The country accounted for almost two-thirds of the region’s total inflows.

New initiatives such as the Johor-Singapore Special Economic Zone (JS-SEZ) are expected to support further cross-border investment and operational integration, according to UOB Global Economics & Markets Research.

Foreign direct investment (FDI) into Singapore reached a record high of $181.0b (US$143b) in 2024, rising 6% year-on-year (YoY) and reinforcing the city-state’s role as ASEAN’s primary investment destination.

The increase marks Singapore as the second largest recipient of FDI globally, just behind the United States, UOB said, citing the latest UNCTAD World Investment Report.
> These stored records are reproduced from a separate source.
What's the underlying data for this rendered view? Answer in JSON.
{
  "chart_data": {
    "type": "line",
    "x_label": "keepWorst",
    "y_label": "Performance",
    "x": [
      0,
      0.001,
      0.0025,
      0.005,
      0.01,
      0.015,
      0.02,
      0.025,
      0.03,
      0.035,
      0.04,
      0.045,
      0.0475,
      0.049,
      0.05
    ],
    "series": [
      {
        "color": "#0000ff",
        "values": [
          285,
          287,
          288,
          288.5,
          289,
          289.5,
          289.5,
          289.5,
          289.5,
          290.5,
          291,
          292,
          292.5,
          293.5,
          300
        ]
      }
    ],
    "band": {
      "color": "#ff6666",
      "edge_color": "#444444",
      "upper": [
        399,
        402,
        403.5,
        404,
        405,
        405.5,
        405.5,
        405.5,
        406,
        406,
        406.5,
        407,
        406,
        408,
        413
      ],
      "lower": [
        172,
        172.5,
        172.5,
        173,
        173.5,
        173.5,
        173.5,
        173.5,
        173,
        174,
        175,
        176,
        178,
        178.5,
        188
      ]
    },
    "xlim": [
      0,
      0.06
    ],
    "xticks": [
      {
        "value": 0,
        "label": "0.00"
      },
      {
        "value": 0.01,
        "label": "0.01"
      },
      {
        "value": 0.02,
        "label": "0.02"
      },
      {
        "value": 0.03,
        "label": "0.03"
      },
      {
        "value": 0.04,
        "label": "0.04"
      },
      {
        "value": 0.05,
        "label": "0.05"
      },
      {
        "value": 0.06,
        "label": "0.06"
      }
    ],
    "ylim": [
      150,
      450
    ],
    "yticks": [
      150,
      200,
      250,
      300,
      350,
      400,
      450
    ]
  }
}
The strong performance was attributed to Singapore’s position as a regional financial hub and preferred base for headquarters and treasury centres, backed by political stability, infrastructure, and clear policy direction.

FDI to the broader ASEAN bloc grew nearly 10% YoY to $284.8b (US$225b) in 2024, its second-highest level on record.

Singapore accounted for almost two-thirds of the region’s total inflows.

By contrast, global FDI rose just 3.7%, and when adjusted for financial conduit flows in Europe, global inflows actually declined 11%. This was the second straight year of double-digit contraction.

Looking ahead, UOB maintains a positive outlook for ASEAN’s investment prospects, citing the region’s economic fundamentals and policy coordination. 

Whilst ASEAN’s average GDP growth may slow to around 4% in 2025, UOB expects a recovery to 5% in 2026 as the region continues to attract capital amidst global supply chain reconfigurations and trade realignments.

Singapore is expected to retain its leading role in this shift, driven by ongoing investor confidence and its connectivity across the region.